Su único amigo Juan, era hijo del farmacéutico de la aldea, un hombre viudo y dado a la bebida, que montado en su vieja bicicleta casi todos los días se acercaba a la casona en donde vivía Manuela. Corre Manuela, era el grito preferido del chico mientras pedaleaba por el camino de tierra. Y aunque Manuela intentaba seguirle, él siempre llegaba antes al bosque que rodeaba la casona del indiano. Luego, entre bromas y risas, descansaban tumbados debajo de una de las palmeras que su bisabuela trajo de las Indias. Con gran pesar de su madre, aquellos juegos hacían que Manuela siempre anduviera las rodillas llenas de golpes y arañazos. Las de él no. Las de él, que tanto admiraba la niña, eran redondas, siempre sanas y jugosas como la fruta.

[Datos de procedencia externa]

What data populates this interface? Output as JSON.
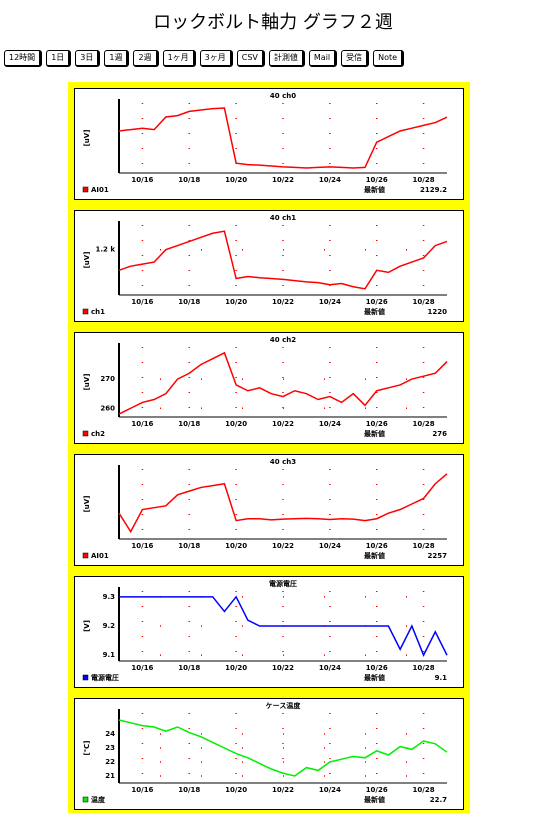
{
  "title": "ロックボルト軸力 グラフ２週",
  "buttons": [
    "12時間",
    "1日",
    "3日",
    "1週",
    "2週",
    "1ヶ月",
    "3ヶ月",
    "CSV",
    "計測値",
    "Mail",
    "受信",
    "Note"
  ],
  "chart_data": [
    {
      "type": "line",
      "title": "40 ch0",
      "ylabel": "[uV]",
      "legend": "AI01",
      "latest_label": "最新値",
      "latest_value": 2129.2,
      "categories": [
        null,
        null,
        "10/16",
        null,
        null,
        null,
        "10/18",
        null,
        null,
        null,
        "10/20",
        null,
        null,
        null,
        "10/22",
        null,
        null,
        null,
        "10/24",
        null,
        null,
        null,
        "10/26",
        null,
        null,
        null,
        "10/28",
        null,
        null
      ],
      "ylim": [
        1930,
        2180
      ],
      "yticks": [],
      "series": [
        {
          "name": "AI01",
          "color": "#ff0000",
          "values": [
            2080,
            2085,
            2090,
            2085,
            2130,
            2135,
            2150,
            2155,
            2160,
            2162,
            1965,
            1960,
            1958,
            1955,
            1952,
            1950,
            1948,
            1950,
            1952,
            1950,
            1948,
            1950,
            2040,
            2060,
            2080,
            2090,
            2100,
            2110,
            2129.2
          ]
        }
      ]
    },
    {
      "type": "line",
      "title": "40 ch1",
      "ylabel": "[uV]",
      "legend": "ch1",
      "latest_label": "最新値",
      "latest_value": 1220.0,
      "categories": [
        null,
        null,
        "10/16",
        null,
        null,
        null,
        "10/18",
        null,
        null,
        null,
        "10/20",
        null,
        null,
        null,
        "10/22",
        null,
        null,
        null,
        "10/24",
        null,
        null,
        null,
        "10/26",
        null,
        null,
        null,
        "10/28",
        null,
        null
      ],
      "ylim": [
        1090,
        1260
      ],
      "yticks": [
        {
          "value": 1200,
          "label": "1.2 k"
        }
      ],
      "series": [
        {
          "name": "ch1",
          "color": "#ff0000",
          "values": [
            1150,
            1160,
            1165,
            1170,
            1200,
            1210,
            1220,
            1230,
            1240,
            1245,
            1130,
            1135,
            1132,
            1130,
            1128,
            1125,
            1122,
            1120,
            1115,
            1118,
            1110,
            1105,
            1150,
            1145,
            1160,
            1170,
            1180,
            1210,
            1220
          ]
        }
      ]
    },
    {
      "type": "line",
      "title": "40 ch2",
      "ylabel": "[uV]",
      "legend": "ch2",
      "latest_label": "最新値",
      "latest_value": 276.0,
      "categories": [
        null,
        null,
        "10/16",
        null,
        null,
        null,
        "10/18",
        null,
        null,
        null,
        "10/20",
        null,
        null,
        null,
        "10/22",
        null,
        null,
        null,
        "10/24",
        null,
        null,
        null,
        "10/26",
        null,
        null,
        null,
        "10/28",
        null,
        null
      ],
      "ylim": [
        257,
        281
      ],
      "yticks": [
        270,
        260
      ],
      "series": [
        {
          "name": "ch2",
          "color": "#ff0000",
          "values": [
            258,
            260,
            262,
            263,
            265,
            270,
            272,
            275,
            277,
            279,
            268,
            266,
            267,
            265,
            264,
            266,
            265,
            263,
            264,
            262,
            265,
            261,
            266,
            267,
            268,
            270,
            271,
            272,
            276
          ]
        }
      ]
    },
    {
      "type": "line",
      "title": "40 ch3",
      "ylabel": "[uV]",
      "legend": "AI01",
      "latest_label": "最新値",
      "latest_value": 2257.0,
      "categories": [
        null,
        null,
        "10/16",
        null,
        null,
        null,
        "10/18",
        null,
        null,
        null,
        "10/20",
        null,
        null,
        null,
        "10/22",
        null,
        null,
        null,
        "10/24",
        null,
        null,
        null,
        "10/26",
        null,
        null,
        null,
        "10/28",
        null,
        null
      ],
      "ylim": [
        2080,
        2270
      ],
      "yticks": [],
      "series": [
        {
          "name": "AI01",
          "color": "#ff0000",
          "values": [
            2150,
            2100,
            2160,
            2165,
            2170,
            2200,
            2210,
            2220,
            2225,
            2230,
            2130,
            2135,
            2135,
            2132,
            2134,
            2135,
            2136,
            2135,
            2133,
            2135,
            2134,
            2130,
            2135,
            2150,
            2160,
            2175,
            2190,
            2230,
            2257
          ]
        }
      ]
    },
    {
      "type": "line",
      "title": "電源電圧",
      "ylabel": "[V]",
      "legend": "電源電圧",
      "latest_label": "最新値",
      "latest_value": 9.1,
      "categories": [
        null,
        null,
        "10/16",
        null,
        null,
        null,
        "10/18",
        null,
        null,
        null,
        "10/20",
        null,
        null,
        null,
        "10/22",
        null,
        null,
        null,
        "10/24",
        null,
        null,
        null,
        "10/26",
        null,
        null,
        null,
        "10/28",
        null,
        null
      ],
      "ylim": [
        9.08,
        9.32
      ],
      "yticks": [
        9.3,
        9.2,
        9.1
      ],
      "series": [
        {
          "name": "電源電圧",
          "color": "#0000ff",
          "values": [
            9.3,
            9.3,
            9.3,
            9.3,
            9.3,
            9.3,
            9.3,
            9.3,
            9.3,
            9.25,
            9.3,
            9.22,
            9.2,
            9.2,
            9.2,
            9.2,
            9.2,
            9.2,
            9.2,
            9.2,
            9.2,
            9.2,
            9.2,
            9.2,
            9.12,
            9.2,
            9.1,
            9.18,
            9.1
          ]
        }
      ]
    },
    {
      "type": "line",
      "title": "ケース温度",
      "ylabel": "[℃]",
      "legend": "温度",
      "latest_label": "最新値",
      "latest_value": 22.7,
      "categories": [
        null,
        null,
        "10/16",
        null,
        null,
        null,
        "10/18",
        null,
        null,
        null,
        "10/20",
        null,
        null,
        null,
        "10/22",
        null,
        null,
        null,
        "10/24",
        null,
        null,
        null,
        "10/26",
        null,
        null,
        null,
        "10/28",
        null,
        null
      ],
      "ylim": [
        20.5,
        25.5
      ],
      "yticks": [
        24,
        23,
        22,
        21
      ],
      "series": [
        {
          "name": "温度",
          "color": "#00ee00",
          "values": [
            25,
            24.8,
            24.6,
            24.5,
            24.2,
            24.5,
            24.1,
            23.8,
            23.4,
            23.0,
            22.6,
            22.3,
            21.9,
            21.5,
            21.2,
            21.0,
            21.6,
            21.4,
            22.0,
            22.2,
            22.4,
            22.3,
            22.8,
            22.5,
            23.1,
            22.9,
            23.5,
            23.3,
            22.7
          ]
        }
      ]
    }
  ]
}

Tras años de risas y carreras, y algunos castos besos en el palmeral, él se fue a la universidad. Iba a ser farmacéutico, como su padre. Manuela quiso acompañarlo. En cuanto lo expuso, su madre, jugueteando con uno de sus rizos, dijo que ella no necesitaba estudiar. Era débil para hacer algo tan profundo, añadió su padre. Nosotros te dejaremos lo suficiente para que vivas tú, tus hijos y tus nietos, expusieron casi al unísono. Y aunque nunca entendió que fuera una niña débil, consintió.
Aquella misma tarde le explicó ella no iría a la universidad. Decían que era débil y que esto no le permitía realizar estudios tan duros. Era cierto, dijo comprensivo Juan acariciándole una mejilla. Parecía una muñequita de porcelana, continuó secándole las lágrimas que, sin que pudiera evitarlo, le bajaban por las mejillas silenciosas como ríos sin piedras.
—No te preocupes, voy a volver todas las vacaciones y en cuando termine, enseguida nos casaremos —le susurraba acariciándole la nuca mientras la besaba—. Después nos iremos a vivir a la ciudad, lejos de esta aldea. Y tú me ayudarás a llevar la farmacia.
Levantando la cabeza, Manuela, tímida, preguntó si no pensaba volver a la aldea cuando se hubieran casado terminado. A él se le agrió la mirada. Quizá lo hicieran en el verano, rumio.
El primer año el muchacho volvió en Navidad, en Semana Santa y en el mes de julio. A partir del segundo curso ya solo lo hizo por Navidad. Según le relató en una triste carta, su padre no podía pagarle la carrera y si deseaba seguir estudiando no lo quedaba más remedio que trabajar. Ella lo comprendió. Y, animosa, continuó escribiéndole un día tras otro.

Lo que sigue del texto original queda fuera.